Las plantaciones de monocultivos de árboles a gran escala han sido impuestas en todo el mundo, eliminando otros ecosistemas, cambiando los patrones hídricos, erosionando el suelo, generando pobreza. En el marco de un proyecto de la ONG sudafricana Geasphere para examinar esos impactos sobre los medios de sustento y la cultura de la población rural de la provincia de Mpumalanga, Godfrey Silaule trasmite una imagen vívida de los efectos de esa distorsión sobre la población de la comunidad Graskop:

“En primer lugar quisiera expresar mis condolencias a la familia de Ma-Nyathi, a quien entrevisté en mi primera visita a la región; desgraciadamente no pude registrar su relato completo, pero sí recuerdo claramente sus palabras cuando afirmó que si la región no se hubiera convertido en una plantación maderera, ella hubiera seguido aprovechando las propiedades de las medicinas naturales y los emantuli (frutos tradicionales), que aportan vigor, y que se eliminaron para abrir paso a las plantaciones. Su corazón estaba visiblemente acongojado por todos los cambios ocurridos hasta el momento. Habló apasionadamente del pasado como si estuviera reviviéndolo. Contó sobre el desalojo forzado de su familia para dejar espacio a los árboles de eucalipto y pino, y sobre cómo sus hermanos y su esposo lucharon para sobrevivir con los bajos ingresos que obtenían del trabajo en esa industria.
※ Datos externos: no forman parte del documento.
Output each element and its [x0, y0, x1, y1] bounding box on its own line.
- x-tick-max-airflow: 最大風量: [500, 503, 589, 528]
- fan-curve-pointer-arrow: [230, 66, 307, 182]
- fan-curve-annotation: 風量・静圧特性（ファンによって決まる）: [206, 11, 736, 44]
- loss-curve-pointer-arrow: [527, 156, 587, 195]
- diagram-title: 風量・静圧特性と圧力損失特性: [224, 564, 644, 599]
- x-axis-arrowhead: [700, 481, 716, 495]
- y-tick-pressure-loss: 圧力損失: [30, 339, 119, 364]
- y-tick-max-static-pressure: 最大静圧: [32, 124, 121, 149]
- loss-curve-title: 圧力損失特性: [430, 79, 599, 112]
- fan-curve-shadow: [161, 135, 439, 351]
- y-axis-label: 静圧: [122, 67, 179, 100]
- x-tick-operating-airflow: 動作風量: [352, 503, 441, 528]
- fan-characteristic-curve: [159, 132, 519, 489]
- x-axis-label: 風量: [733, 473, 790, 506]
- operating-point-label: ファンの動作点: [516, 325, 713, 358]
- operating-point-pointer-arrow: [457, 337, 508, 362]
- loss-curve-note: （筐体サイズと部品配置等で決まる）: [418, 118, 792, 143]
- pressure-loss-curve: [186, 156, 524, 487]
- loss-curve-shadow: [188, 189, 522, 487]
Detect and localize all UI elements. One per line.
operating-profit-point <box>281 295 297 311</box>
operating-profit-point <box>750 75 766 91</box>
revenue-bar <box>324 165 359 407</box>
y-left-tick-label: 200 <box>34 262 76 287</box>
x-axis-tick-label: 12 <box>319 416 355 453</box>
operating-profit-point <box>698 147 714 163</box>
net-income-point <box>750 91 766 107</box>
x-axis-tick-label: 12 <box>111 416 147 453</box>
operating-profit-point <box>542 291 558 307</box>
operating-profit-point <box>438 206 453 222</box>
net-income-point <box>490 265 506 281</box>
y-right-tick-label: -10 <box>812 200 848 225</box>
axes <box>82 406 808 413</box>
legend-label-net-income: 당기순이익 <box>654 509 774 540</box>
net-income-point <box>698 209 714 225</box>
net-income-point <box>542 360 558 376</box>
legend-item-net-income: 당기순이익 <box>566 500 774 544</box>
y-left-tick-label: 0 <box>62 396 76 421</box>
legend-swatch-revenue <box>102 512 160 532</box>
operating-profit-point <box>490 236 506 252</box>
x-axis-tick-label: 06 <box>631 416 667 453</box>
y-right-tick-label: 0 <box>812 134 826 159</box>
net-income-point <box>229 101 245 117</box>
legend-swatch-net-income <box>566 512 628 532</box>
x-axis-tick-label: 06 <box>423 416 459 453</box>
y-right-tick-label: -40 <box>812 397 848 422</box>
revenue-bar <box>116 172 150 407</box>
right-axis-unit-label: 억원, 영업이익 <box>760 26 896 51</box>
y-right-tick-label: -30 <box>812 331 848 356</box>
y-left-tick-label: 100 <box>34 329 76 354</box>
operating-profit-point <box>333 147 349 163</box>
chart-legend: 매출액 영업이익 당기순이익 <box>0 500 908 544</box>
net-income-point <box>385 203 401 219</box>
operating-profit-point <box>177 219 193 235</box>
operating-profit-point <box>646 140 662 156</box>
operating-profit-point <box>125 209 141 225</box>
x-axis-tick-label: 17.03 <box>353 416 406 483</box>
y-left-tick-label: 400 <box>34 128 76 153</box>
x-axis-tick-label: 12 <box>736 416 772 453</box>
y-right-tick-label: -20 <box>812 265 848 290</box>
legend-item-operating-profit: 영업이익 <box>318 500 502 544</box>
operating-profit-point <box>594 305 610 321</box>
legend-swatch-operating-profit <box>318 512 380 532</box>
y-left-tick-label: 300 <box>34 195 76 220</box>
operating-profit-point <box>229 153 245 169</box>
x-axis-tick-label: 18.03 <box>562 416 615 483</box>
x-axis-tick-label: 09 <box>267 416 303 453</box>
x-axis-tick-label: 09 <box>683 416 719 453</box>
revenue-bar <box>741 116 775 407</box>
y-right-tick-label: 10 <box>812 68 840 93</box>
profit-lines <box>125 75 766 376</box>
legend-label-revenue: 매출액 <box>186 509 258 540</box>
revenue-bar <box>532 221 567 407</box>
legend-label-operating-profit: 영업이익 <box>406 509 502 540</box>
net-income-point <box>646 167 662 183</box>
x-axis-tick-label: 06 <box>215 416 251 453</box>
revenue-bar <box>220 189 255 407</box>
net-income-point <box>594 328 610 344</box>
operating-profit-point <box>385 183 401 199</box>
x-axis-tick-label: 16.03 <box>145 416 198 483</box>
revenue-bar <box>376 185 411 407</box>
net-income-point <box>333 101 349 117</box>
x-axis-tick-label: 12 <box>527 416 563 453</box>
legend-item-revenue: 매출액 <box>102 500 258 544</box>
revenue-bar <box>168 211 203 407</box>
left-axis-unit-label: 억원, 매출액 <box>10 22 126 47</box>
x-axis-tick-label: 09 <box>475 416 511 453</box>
Como si supiera que sus días estaban contados, habló de su visita al cementerio de su pueblo, en la zona de la que fueron desplazados cuando ella aún era joven, y sobre los cambios provocados por las plantaciones. Los ríos y laderas están ahora secos a ojos vistas, y los humedales desaparecieron. Estaba visiblemente conmovida al relatar que donde una vez estuviera el huerto de su padre, ahora solo hay grava poco profunda luego de que la capa superficial del suelo y los nutrientes fueran arrastrados por la lluvia. Esto resulta obviamente insignificante si se lo compara con lo que los accionistas consideran ganancias producto de grandes esfuerzos, pero la gente como Ma-Nyathi y como yo se pregunta qué ocurrirá si esta situación persiste durante los próximos veinte años: ¿podrán nuestros hijos y nuestros nietos decir que la fruta que están comiendo es un producto real de los nutrientes del suelo?

Su hija, que me dio la bienvenida y me dio la triste noticia de su muerte, me contó cómo su madre le había pedido que la enterrara entre las tumbas de sus ancestros, ya que quería tener la calma del bosque y los cantos eternos de los pájaros que escuchó cuando visitó por última vez el lugar conmigo. Luego me dijo que su madre, que en un tiempo fue pastora, le había contado una vez que la gente sobrevivía sin dinero gracias a todos los frutos que daba nuestro bosque tradicional. Insistió en que su madre no tenía el poder para hacer sentir su descontento con los monocultivos pero que esperaba que yo pudiera denunciarlos con la fuerza necesaria, especialmente ante el gobierno y los productores de monocultivos a gran escala que depredan constantemente nuestro suelo fértil en nombre de la maximización de las ganancias. Que su espíritu descanse en paz”.